BOĞAZINDAN ERİTİLMİŞ ALTIN DÖKÜLEREK ÖLDÜRÜLDÜ
Roma'nın ünlü zenginlerinden Crassus, Sezar ve Pompeus gibi savaşta askeri birliklere komutana edebileceğini göstermek için Mezopotayma'da Parthialılarla savaş başlattığı ve M.Ö 53'de Carrhae Muhaberesinde Partlar'ın daha baştan davranarak 10 bin oklu süvari ve bin deveyle 44 bin kişilik Roma ordusuna saldırarak yendiklerini belirtilerek, Partlar'ın paragöz adam Crassus'a duydukları öfkeyi herkese göstermek için boğazından aşağı altın dökerek öldürdükleri kaydediliyor.
DİLSİZ TAKAS
Kartacalılar'ın Heredot'a anlattığına göre Afrikalılar ile Kartacalılar arasında altının şu şekilde gerçekleştiği belirtiliyor:
Kartaca tüccarları Afrika'nın batı kıyalarına çıkarak ticaretini yapmak istedikleri malları kumsala düzenli bir biçimde istif ederler, gemilerine dönerek büyük bir duman çıkarırlar. Duman işareti ile malların yerlerini öğrenen yerliler altınlarıyla kumsala gelerek ve bırakılan malların ederi kadar altın bırakarak, bölgeden ayrılırlar. Ardından Kartacalılar tekrar çıkar ve duruma bakarlar. Eğer tatmin olmuşlarsa altınları alıp denize açılır, yoksa tekrar gemilerine dönerlerdi. Bu süreç iki taraf tatmin olana kadar sürerdi. Ancak birbirlerinin yüzlerini asla görmez ve tek bir söz söylemezlerdi. Altın çıkan bölgelerde iş ilişkileri bu ''dilsiz takas'' ile gerçekleşiyordu.

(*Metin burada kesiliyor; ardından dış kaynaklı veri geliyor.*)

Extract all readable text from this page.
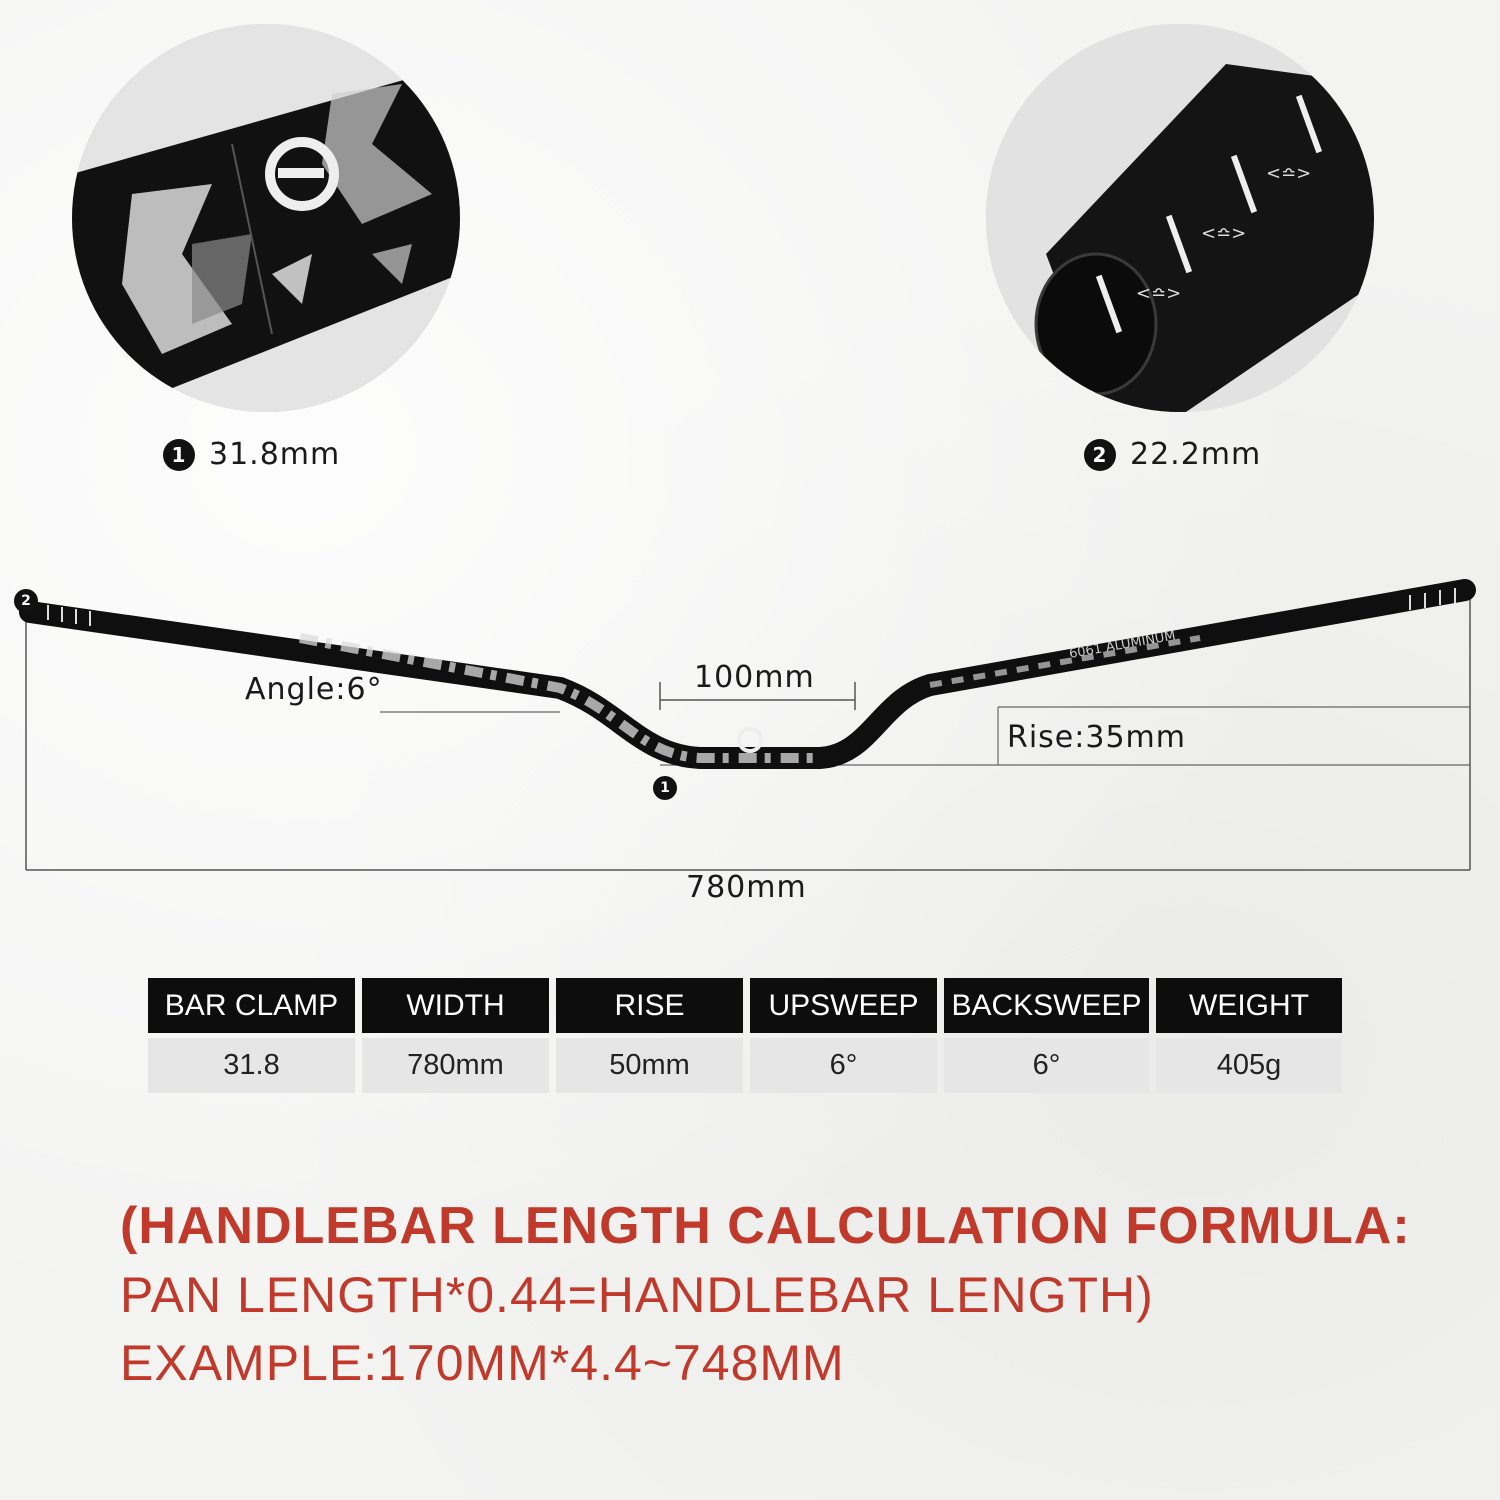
1 31.8mm
<≏>
<≏>
<≏>
2 22.2mm
6061 ALUMINUM
2
1
Angle:6°	100mm
Rise:35mm
780mm
BAR CLAMP
31.8
WIDTH
780mm
RISE
50mm
UPSWEEP
6°
BACKSWEEP
6°
WEIGHT
405g
(HANDLEBAR LENGTH CALCULATION FORMULA:
PAN LENGTH*0.44=HANDLEBAR LENGTH)
EXAMPLE:170MM*4.4~748MM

Bu uygulamanın Afrika'nın bazı bölgelerinde bugünde sürdüğü kaydediliyor.
TUZ MU KIYMETLİ ALTIN MI
Orta Çağ'da Arap ve Avrupalı tüccarların, Afrikalılara altın karşılığında muhtelif mallar, gümüş ve bakır sikkeler önerseler de bu alışverişte en çok talep edilen ürünün tuz olduğuna dikkat çekiliyor. İnsanların yaşamlarını tuz olmadan sürdüremeyeceğine işaret edilerek, bu bölge insanının tuza müthiş ihtiyacı olduğunu, Sudanlılar için altının değerinin neredeyse tümüyle tuzun alım gücüyle değerlendirildiği kaydedilerek, bir ons tuzun değeri bir ons altın yada daha fazlasına eşit olduğu için bölgeye tuz getirmenin muazzam karlı bir faaliyet olduğu kaydediliyor.
''ALTINI ALIN GELİN'
İspanya Kralı Ferdinand, Kollomb'a keşif yapması için yola çıkmasına izin verdiğinde, ''Altını alın gelin, mümkünsü insani yöntemlerle, ama hangi tehlikeler söz konusu olursa olsun, altını alın gelin'' emrini verdiği kaydedilerek, yeni dünyada madenleri işleten İspanyonlar, yerlileri çok çalıştırdıkları 1519'da 100 bin kişi olan yerli nüfustan 2 bin kişinin hayatta kaldığı ve madenden çalıştırmak için Afrika'dan köleler getirildiği kaydedildi.
ALTINA HÜCUM
ABD'de 1853 yılında Kaliforniya'da altın bulunmasının ardında bu bölgeye 25 bin Fransız, 20 bin Çinli olmak üzere 100 bin kişinin akın ettiği, San Fransisco'da bulunan altın sonra ise bu bölgede öğrenci ve öğretmenlerin bile altın arama çalışmalarına katılması nedeniyle okulların kapandığı kaydediliyor.